Two parents with children at Lamping Elementary School say the switch to distance education after COVID-19 cases were reported at the Henderson school was sudden but relatively smooth.
Parents at the school in the Anthem area were notified Monday that “multiple individuals” tested positive for the disease caused by the new coronavirus and the entire campus would switch to remote learning for two weeks.
Distance education will continue through Aug. 27. Students who are asymptomatic can return to face-to-face classes on Aug. 30.
The Clark County School District didn’t provide information Tuesday in response to a Review-Journal inquiry about the threshold for switching an entire campus to distance learning or say how many Lamping students or employees tested positive or are in quarantine.
In a statement via email, the district said: “Each instance is handled on a case-by-case basis. We are unable to speak on individual matters, but in general, CCSD works closely with (Southern Nevada Health District) when determining (contact) tracing and identifying individuals who need to quarantine.”
The school district’s online COVID-19 case dashboard also hadn’t been updated with case numbers for Lamping Elementary as of Tuesday afternoon.
Districtwide, 512 cases have been reported since July 1 — 285 among employees and 227 among students — according to the dashboard.
Cases at two more schools
Parents also were notified Tuesday by Silverado High School in Las Vegas and Coronado High School in Henderson that “an individual” at each campus tested positive for COVID-19. It was not clear how the two schools were responding.
Lamping Elementary Principal Robert Solomon declined to provide details on the school’s switch to distance education.
“At this time I will be focusing on the support needed for our teachers, students and families to successfully engage in our distance education instructional model,” he said via email.
Justin Weathersbee, president of the PTA at Lamping Elementary, who has has two children in second and fifth grades at the school, said his children had not been ordered to quarantine, indicating they had not been deemed to have been in close contact with the infected individuals.
The school’s administrators were prepared for the switch to distance education and the safety of the students is the number one priority, he said.
The transition to distance education this week, though, did come “kind of out of the blue,” Weathersbee said, and on just the second week of school.
“One week and one day is what we got,” he said.
On Sunday, the family received notification that their fifth grader’s class was told to stay home Monday as a precaution.
“I’m assuming they were preparing for this, obviously,” Weathersbee said.
Weathersbee said he received both email and phone messages from the school Monday about the transition to distance education for the entire campus.
“I’m probably different than a lot of parents,” he said. “For me, it was just OK; we’re going to be doing distance learning and shift everything back to their Chromebooks.”
He said he knew such a transition was probably going to happen at some point during the school year.
Weathersbee works at night and his wife works during the day, so he’s home with his kids during distance education.
“The transition for us is seamless,” he said.
Weathersbee said the biggest concern his children expressed was not being able to see their friends, but noted things went “really well” with classes.
The hardest part was getting logged into Canvas, the school district’s distance education platform, from home, he said.
Weathersbee said his children are already used to distance education after experiencing it for a year previously.
The school already issued a Chromebook laptop computer to each student during an open house before school began, Weathersbee said.

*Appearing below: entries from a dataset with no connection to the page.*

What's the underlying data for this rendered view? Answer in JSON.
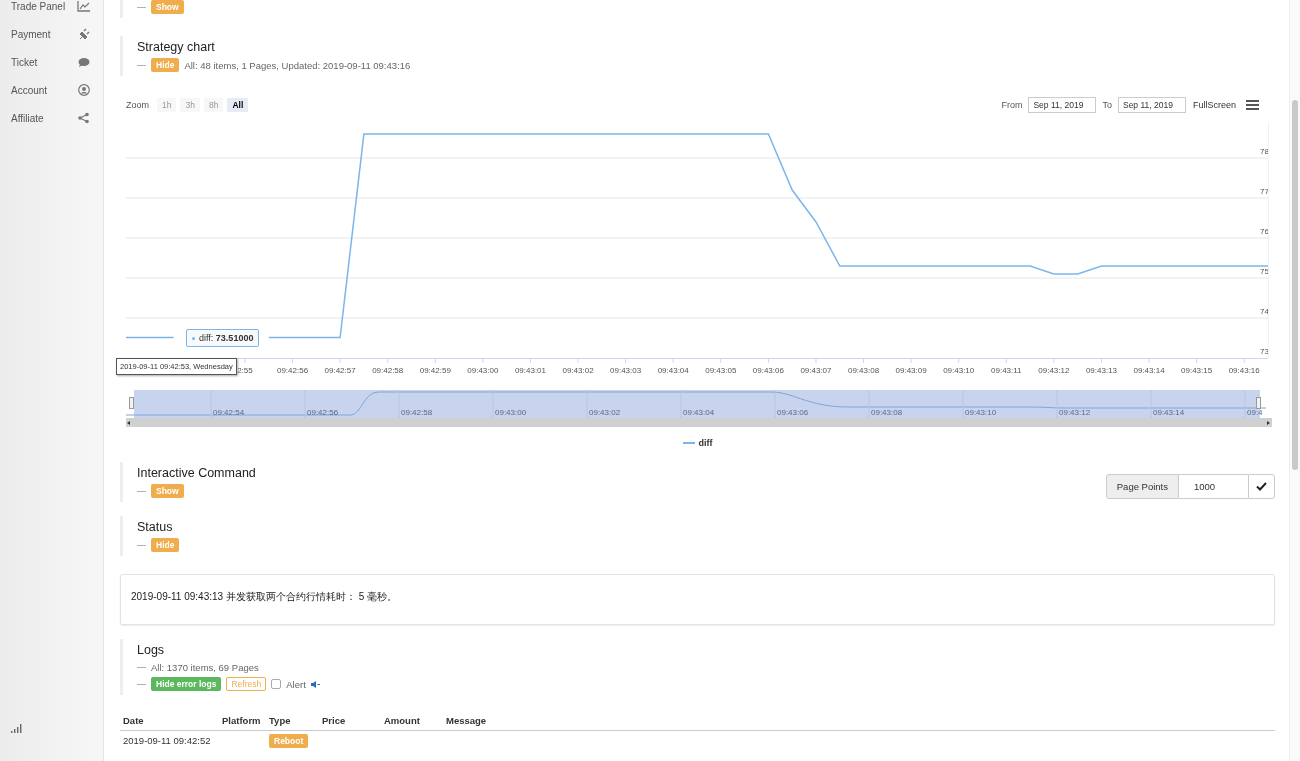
{
  "sidebar": {
    "items": [
      {
        "label": "Trade Panel"
      },
      {
        "label": "Payment"
      },
      {
        "label": "Ticket"
      },
      {
        "label": "Account"
      },
      {
        "label": "Affiliate"
      }
    ]
  },
  "top_section": {
    "dash": "—",
    "toggle": "Show"
  },
  "strategy_chart": {
    "title": "Strategy chart",
    "dash": "—",
    "toggle": "Hide",
    "info": "All: 48 items, 1 Pages, Updated: 2019-09-11 09:43:16",
    "zoom": {
      "label": "Zoom",
      "buttons": [
        {
          "label": "1h",
          "selected": false
        },
        {
          "label": "3h",
          "selected": false
        },
        {
          "label": "8h",
          "selected": false
        },
        {
          "label": "All",
          "selected": true
        }
      ]
    },
    "from_label": "From",
    "from_value": "Sep 11, 2019",
    "to_label": "To",
    "to_value": "Sep 11, 2019",
    "fullscreen": "FullScreen",
    "chart_data": {
      "type": "line",
      "categories": [
        null,
        null,
        null,
        null,
        null,
        "2:55",
        null,
        "09:42:56",
        null,
        "09:42:57",
        null,
        "09:42:58",
        null,
        "09:42:59",
        null,
        "09:43:00",
        null,
        "09:43:01",
        null,
        "09:43:02",
        null,
        "09:43:03",
        null,
        "09:43:04",
        null,
        "09:43:05",
        null,
        "09:43:06",
        null,
        "09:43:07",
        null,
        "09:43:08",
        null,
        "09:43:09",
        null,
        "09:43:10",
        null,
        "09:43:11",
        null,
        "09:43:12",
        null,
        "09:43:13",
        null,
        "09:43:14",
        null,
        "09:43:15",
        null,
        "09:43:16",
        null
      ],
      "series": [
        {
          "name": "diff",
          "color": "#7cb5ec",
          "values": [
            73.51,
            73.51,
            73.51,
            null,
            null,
            null,
            73.51,
            73.51,
            73.51,
            73.51,
            78.6,
            78.6,
            78.6,
            78.6,
            78.6,
            78.6,
            78.6,
            78.6,
            78.6,
            78.6,
            78.6,
            78.6,
            78.6,
            78.6,
            78.6,
            78.6,
            78.6,
            78.6,
            77.2,
            76.4,
            75.3,
            75.3,
            75.3,
            75.3,
            75.3,
            75.3,
            75.3,
            75.3,
            75.3,
            75.1,
            75.1,
            75.3,
            75.3,
            75.3,
            75.3,
            75.3,
            75.3,
            75.3,
            75.3
          ]
        }
      ],
      "ylim": [
        73,
        78.9
      ],
      "yticks": [
        73,
        74,
        75,
        76,
        77,
        78
      ],
      "grid": true
    },
    "tooltip": {
      "date": "2019-09-11 09:42:53, Wednesday",
      "text": "diff: **73.51000**"
    },
    "navigator": {
      "labels": [
        "09:42:54",
        "09:42:56",
        "09:42:58",
        "09:43:00",
        "09:43:02",
        "09:43:04",
        "09:43:06",
        "09:43:08",
        "09:43:10",
        "09:43:12",
        "09:43:14",
        "09:4"
      ]
    }
  },
  "interactive_command": {
    "title": "Interactive Command",
    "dash": "—",
    "toggle": "Show",
    "page_points": {
      "label": "Page Points",
      "value": "1000"
    }
  },
  "status": {
    "title": "Status",
    "dash": "—",
    "toggle": "Hide",
    "message": "2019-09-11 09:43:13 并发获取两个合约行情耗时： 5 毫秒。"
  },
  "logs": {
    "title": "Logs",
    "dash": "—",
    "info": "All: 1370 items, 69 Pages",
    "dash_2": "—",
    "hide_errors": "Hide error logs",
    "refresh": "Refresh",
    "alert": {
      "label": "Alert",
      "checked": false
    },
    "table": {
      "columns": [
        "Date",
        "Platform",
        "Type",
        "Price",
        "Amount",
        "Message"
      ],
      "rows": [
        {
          "cells": [
            "2019-09-11 09:42:52",
            "",
            "Reboot",
            "",
            "",
            ""
          ]
        }
      ]
    }
  }
}
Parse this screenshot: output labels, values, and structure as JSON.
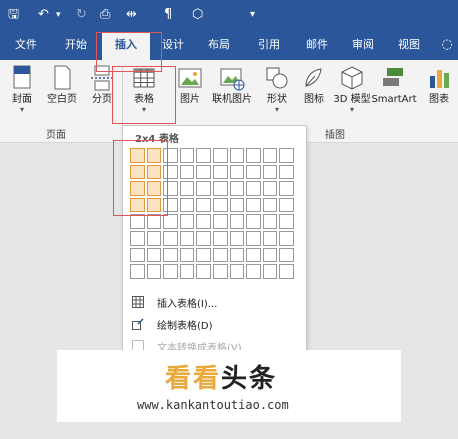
{
  "qat": {
    "icons": [
      "save-icon",
      "undo-icon",
      "dropdown-caret-icon",
      "redo-icon",
      "print-preview-icon",
      "paste-icon",
      "paragraph-icon",
      "shape-outline-icon",
      "customize-icon"
    ],
    "glyphs": [
      "🖫",
      "↶",
      "▾",
      "↻",
      "⎙",
      "⇹",
      "¶",
      "⬡",
      "▾"
    ]
  },
  "tabs": [
    {
      "label": "文件"
    },
    {
      "label": "开始"
    },
    {
      "label": "插入",
      "active": true
    },
    {
      "label": "设计"
    },
    {
      "label": "布局"
    },
    {
      "label": "引用"
    },
    {
      "label": "邮件"
    },
    {
      "label": "审阅"
    },
    {
      "label": "视图"
    }
  ],
  "tell_me_icon": "lightbulb-icon",
  "ribbon": {
    "buttons": [
      {
        "label": "封面",
        "icon": "cover-page-icon",
        "has_caret": true
      },
      {
        "label": "空白页",
        "icon": "blank-page-icon",
        "has_caret": false
      },
      {
        "label": "分页",
        "icon": "page-break-icon",
        "has_caret": false
      },
      {
        "label": "表格",
        "icon": "table-icon",
        "has_caret": true
      },
      {
        "label": "图片",
        "icon": "picture-icon",
        "has_caret": false
      },
      {
        "label": "联机图片",
        "icon": "online-picture-icon",
        "has_caret": false
      },
      {
        "label": "形状",
        "icon": "shapes-icon",
        "has_caret": true
      },
      {
        "label": "图标",
        "icon": "icons-icon",
        "has_caret": false
      },
      {
        "label": "3D 模型",
        "icon": "3d-model-icon",
        "has_caret": true
      },
      {
        "label": "SmartArt",
        "icon": "smartart-icon",
        "has_caret": false
      },
      {
        "label": "图表",
        "icon": "chart-icon",
        "has_caret": false
      }
    ],
    "groups": [
      {
        "label": "页面"
      },
      {
        "label": "插图"
      }
    ]
  },
  "table_dropdown": {
    "title": "2x4 表格",
    "grid_cols": 10,
    "grid_rows": 8,
    "selected_cols": 2,
    "selected_rows": 4,
    "menu_items": [
      {
        "label": "插入表格(I)...",
        "icon": "insert-table-icon",
        "enabled": true
      },
      {
        "label": "绘制表格(D)",
        "icon": "draw-table-icon",
        "enabled": true
      },
      {
        "label": "文本转换成表格(V)...",
        "icon": "convert-text-icon",
        "enabled": false
      }
    ]
  },
  "watermark": {
    "brand_part1": "看看",
    "brand_part2": "头条",
    "url": "www.kankantoutiao.com"
  },
  "colors": {
    "accent": "#2b579a",
    "highlight": "#e05555",
    "selected_cell": "#fbe3c2",
    "brand_orange": "#e8a93a"
  }
}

Students were allowed to bring them back and forth between school and home.
Weathersbee said his advice to parents at any school is to be prepared and to make sure to have extra school supplies on hand at home. His children weren’t able to retrieve their supplies from their classrooms.
‘It’s an adjustment’
Lea Jonic, vice president of Lamping’s PTA, said her children in second and fifth grades were not ordered to quarantine.
“It’s an adjustment, obviously, for everybody,” she said about the transition. “I’m happy that they’re being cautious.”
Jonic said her family is trying to be as optimistic about the situation as possible, including having a positive attitude around the children. The situation isn’t the school’s fault, she added.
The first day with distance education Tuesday went surprisingly well, Jonic said, noting her children were already used to distance education from the past year. The teachers directed students through their school day and they required little to no parental help, she said.
She said both children gave her a thumbs up when she arrived home Tuesday afternoon saying their day went well, although they’d prefer to be in school in person.
Jonic and her husband transitioned to being at home as well.
“Both of our offices are super understanding because everybody is pretty used to it at this point, unfortunately,” she said.
Jonic said she and her husband are sorting out a schedule so that one of them will be home each day with their children while distance education is underway.